From Fall to Spring Equinox

By: Bryan Morales, lead teacher, nature lover, and outdoor education enthusiast with experiencing founding and guiding children in the natural environment in child-led learning environments, place-based education, and character development.

Summer Solstice: Birth

Growing up in Los Angeles I did not find very many opportunities to connect with nature. Always on the go, my first memories of home were from a car on a congested highway.

My first memory of feeling at home in a natural space was during 5th grade outdoor education camp, a week away in the nearby mountains.

There, I weaved fibers of a yucca plant together similarly to how baskets are made by the Chumash Indigenous peoples of the area. I saw the stars at night. I learned about how the woodlands had adapted to thrive with regular brush fires- important and necessary for new life to grow. This was the beginning of seeing the Land in a different way and feeling connected to it.

This story is about my relationship to the natural world and the beginning of my career in outdoor preschool education.

I tell the story based on a seasonal pedagogy where Land*, or Nature, is the teacher and mother. The four chapters are based on the equinox and solstice times and their importance to the people living in the northeast of North America. Thanks to Martin Hopi, an educator and First Nations person living in Toronto for developing this model for early childhood education. The seasonal pedagogy supposes a circular rhythm to learning that can be seen when children engage in free unstructured play in the outdoors.

*Note: North American Indigenous writers are capitalizing the “L” in Land to expand the meaning of the word to include their worldview, and to help others see land as more than place and property.

Fall Equinox: Movement

As a young adult, I was on the move. I lived and traveled in Chile, Spain, and Baja, to name a few. I spent weeks in remote areas in the mountains or out at sea, from Patagonia to the Gulf of California. My adventurous spirit and my work as an outdoor educator meant I might be away leading expeditions and climbing remote granite spires.

But even before I became an adult I had already started a spiritual and mental drift away from home. I wasn’t really sure what home was, despite having a few seminal experiences of connection like at outdoor ed camp.

My family has been on the move for a long time. My Mexican and European ancestors had, in the last several generations, moved to the US and assimilated. When my grandfather tells stories about growing up in LA, these are stories about becoming American, or Chicano (his father was a 2nd generation Mexican-American who fought in World War Two). These stories are about moving out of neighborhoods and moving up to the middle class. It’s about finding a home. In my generation, it seems like my cousins, siblings and I are still trying to find a physical or metaphorical place to settle.

Winter Solstice: Relationships

I am slowly and deliberately becoming rooted to the Boston Harbor watershed where I have lived for the past several years. I first moved to Cambridge near the Charles River (known as Quinobequin to the Massachusetts tribes). It is the same meandering river that almost completely surrounds our class space in Wellesley. Our neighborhoods and class spaces at BOPN are all connected through Boston Harbor where the Charles, Mystic and Neponset rivers meet.

Soon after the pandemic began, my daughter, then three years old, and I started to go regularly to the forest with some of our friends from our cooperative preschool community. The playgrounds were still closed so we met up for hikes in the Middlesex Fells, or walks along the Mystic River. We stopped trying to do preschool with arts & crafts and STEM, and we released the kids to go play.

None of us stay-at-home parents had grown up in New England, nor cold northern latitudes. But when winter came, we kept at it. We all desperately needed the community and a sense of well-being from being in nature. As a side bonus we saw how our children, playing outdoors for hours in nature, were meeting their needs for physical development, fun, freedom, and connection.
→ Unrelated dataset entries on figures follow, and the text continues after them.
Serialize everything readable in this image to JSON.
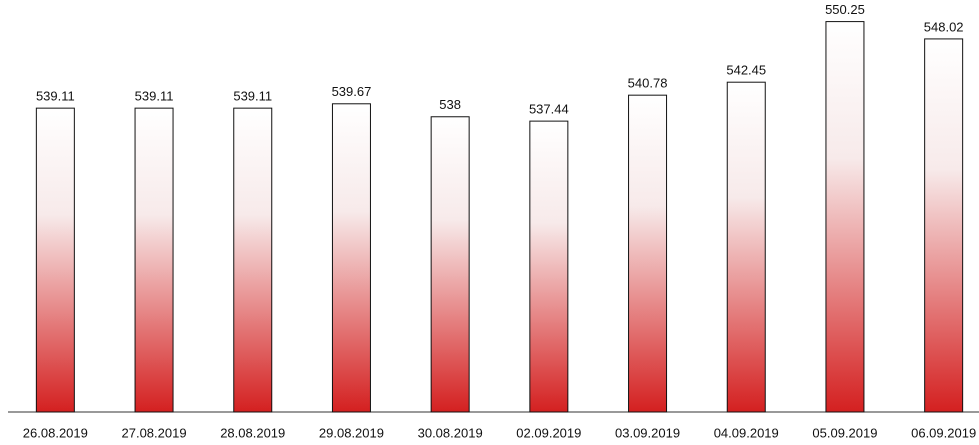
{
  "chart_data": {
    "type": "bar",
    "categories": [
      "26.08.2019",
      "27.08.2019",
      "28.08.2019",
      "29.08.2019",
      "30.08.2019",
      "02.09.2019",
      "03.09.2019",
      "04.09.2019",
      "05.09.2019",
      "06.09.2019"
    ],
    "values": [
      539.11,
      539.11,
      539.11,
      539.67,
      538,
      537.44,
      540.78,
      542.45,
      550.25,
      548.02
    ],
    "color": "#d42020",
    "ylim": [
      500,
      552
    ]
  }
}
Over time I began to relate to the Land in a new way. Over there was that secret fort we built and on the path to it was the lesson and story about how bees sting. Over there was where we sledded on cardboard and nearby the story about ice and falling through. Over there are the lodges where the muskrats, Sara and Monto, lived who surely must have been brother and sister according to our stories.

Spring Equinox: Passing

When the sugar maple water, or sap, begins ascending from the roots to the high branches in Spring, it is passing stored energy to help the growth of the next generation of leaves. In this way, the cycle can begin anew.
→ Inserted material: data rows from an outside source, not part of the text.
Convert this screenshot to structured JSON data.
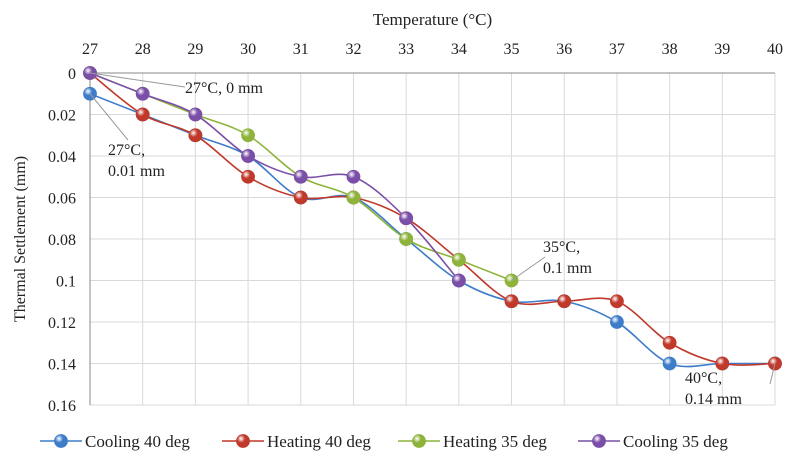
{
  "chart_data": {
    "type": "line",
    "title": "",
    "xlabel": "Temperature (°C)",
    "ylabel": "Thermal Settlement (mm)",
    "xlim": [
      27,
      40
    ],
    "ylim": [
      0,
      0.16
    ],
    "y_inverted": true,
    "x_axis_position": "top",
    "x_ticks": [
      "27",
      "28",
      "29",
      "30",
      "31",
      "32",
      "33",
      "34",
      "35",
      "36",
      "37",
      "38",
      "39",
      "40"
    ],
    "y_ticks": [
      "0",
      "0.02",
      "0.04",
      "0.06",
      "0.08",
      "0.1",
      "0.12",
      "0.14",
      "0.16"
    ],
    "grid": true,
    "legend_position": "bottom",
    "series": [
      {
        "name": "Cooling 40 deg",
        "color": "#3d7cc9",
        "x": [
          27,
          28,
          29,
          30,
          31,
          32,
          33,
          34,
          35,
          36,
          37,
          38,
          39,
          40
        ],
        "y": [
          0.01,
          0.02,
          0.03,
          0.04,
          0.06,
          0.06,
          0.08,
          0.1,
          0.11,
          0.11,
          0.12,
          0.14,
          0.14,
          0.14
        ]
      },
      {
        "name": "Heating 40 deg",
        "color": "#c0392b",
        "x": [
          27,
          28,
          29,
          30,
          31,
          32,
          33,
          34,
          35,
          36,
          37,
          38,
          39,
          40
        ],
        "y": [
          0,
          0.02,
          0.03,
          0.05,
          0.06,
          0.06,
          0.07,
          0.09,
          0.11,
          0.11,
          0.11,
          0.13,
          0.14,
          0.14
        ]
      },
      {
        "name": "Heating 35 deg",
        "color": "#8db33a",
        "x": [
          27,
          28,
          29,
          30,
          31,
          32,
          33,
          34,
          35
        ],
        "y": [
          0,
          0.01,
          0.02,
          0.03,
          0.05,
          0.06,
          0.08,
          0.09,
          0.1
        ]
      },
      {
        "name": "Cooling 35 deg",
        "color": "#7b4fa8",
        "x": [
          27,
          28,
          29,
          30,
          31,
          32,
          33,
          34
        ],
        "y": [
          0,
          0.01,
          0.02,
          0.04,
          0.05,
          0.05,
          0.07,
          0.1
        ]
      }
    ],
    "annotations": [
      {
        "lines": [
          "27°C, 0 mm"
        ],
        "x": 27,
        "y": 0
      },
      {
        "lines": [
          "27°C,",
          "0.01 mm"
        ],
        "x": 27,
        "y": 0.01
      },
      {
        "lines": [
          "35°C,",
          "0.1 mm"
        ],
        "x": 35,
        "y": 0.1
      },
      {
        "lines": [
          "40°C,",
          "0.14 mm"
        ],
        "x": 40,
        "y": 0.14
      }
    ]
  }
}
Looking back on the last few years, I can see how this personal learning cycle has come to completion many times in smaller cycles. What I see being passed, the sweet water, is inspiration to go outside, to invite friends, tell stories and be a caretaker of the Land.

I decided that I had to make it my vocation to be an early childhood educator in the outdoors. That’s how I found BOPN. The philosophy resonated with me; e.g. extended play in natural areas results in an intimate, deep, and personal connection to the natural world.
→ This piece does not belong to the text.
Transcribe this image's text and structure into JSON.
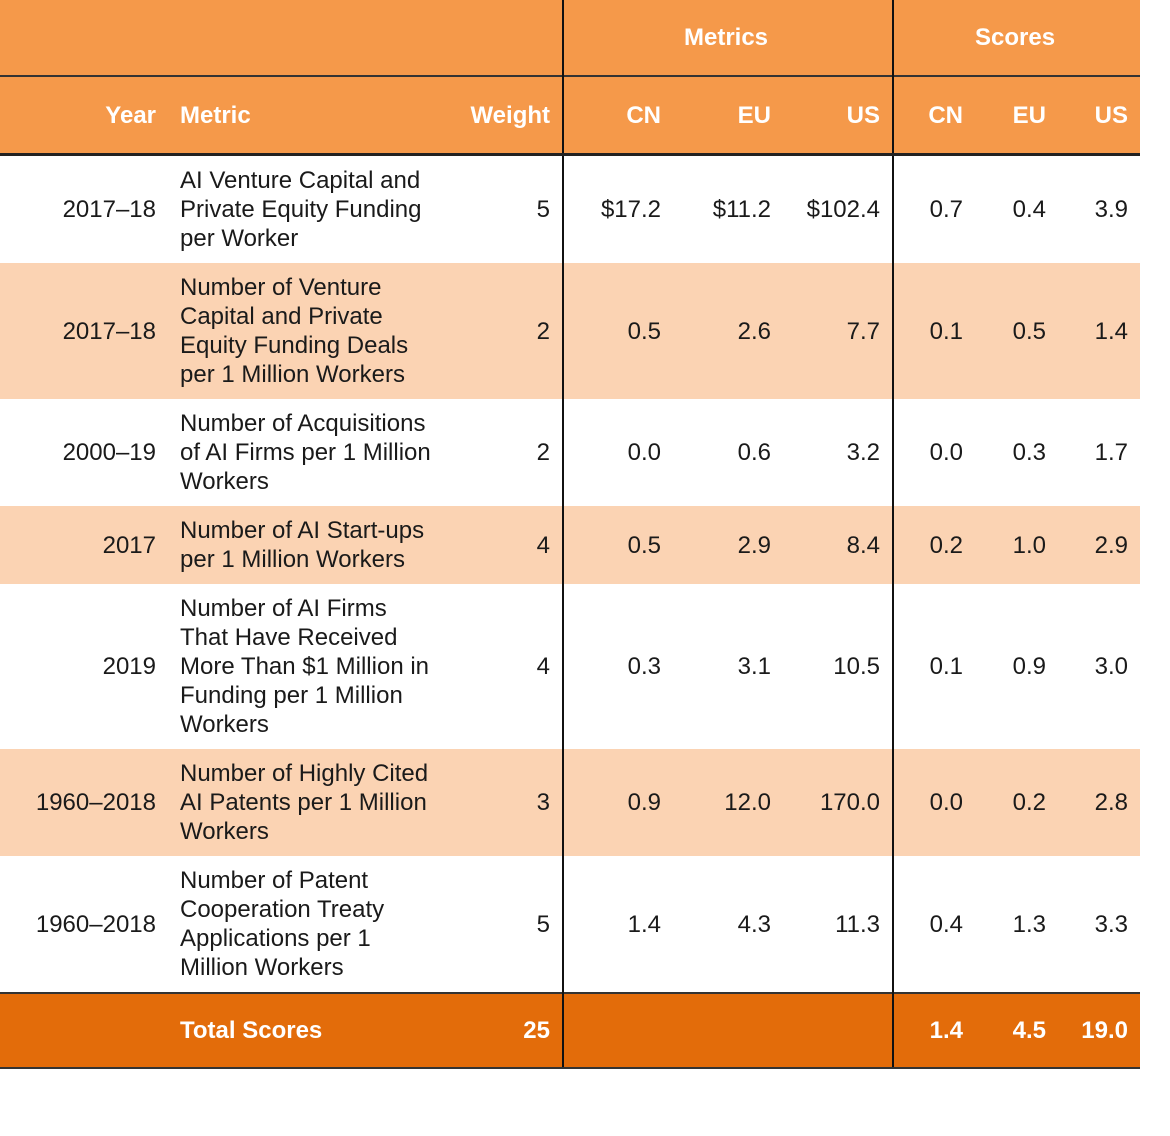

The events of the last few years greatly shifted my perspective and my priorities. While having a child and being a stay at home parent were already quite a shift from what I was doing before, the opportunity to do that during the pandemic was life changing.

Through my experiences with my daughter in the outdoors in natural places, I began to see a natural learning cycle emerge. This learning cycle is reflected in nature and shows how nature can be our teacher.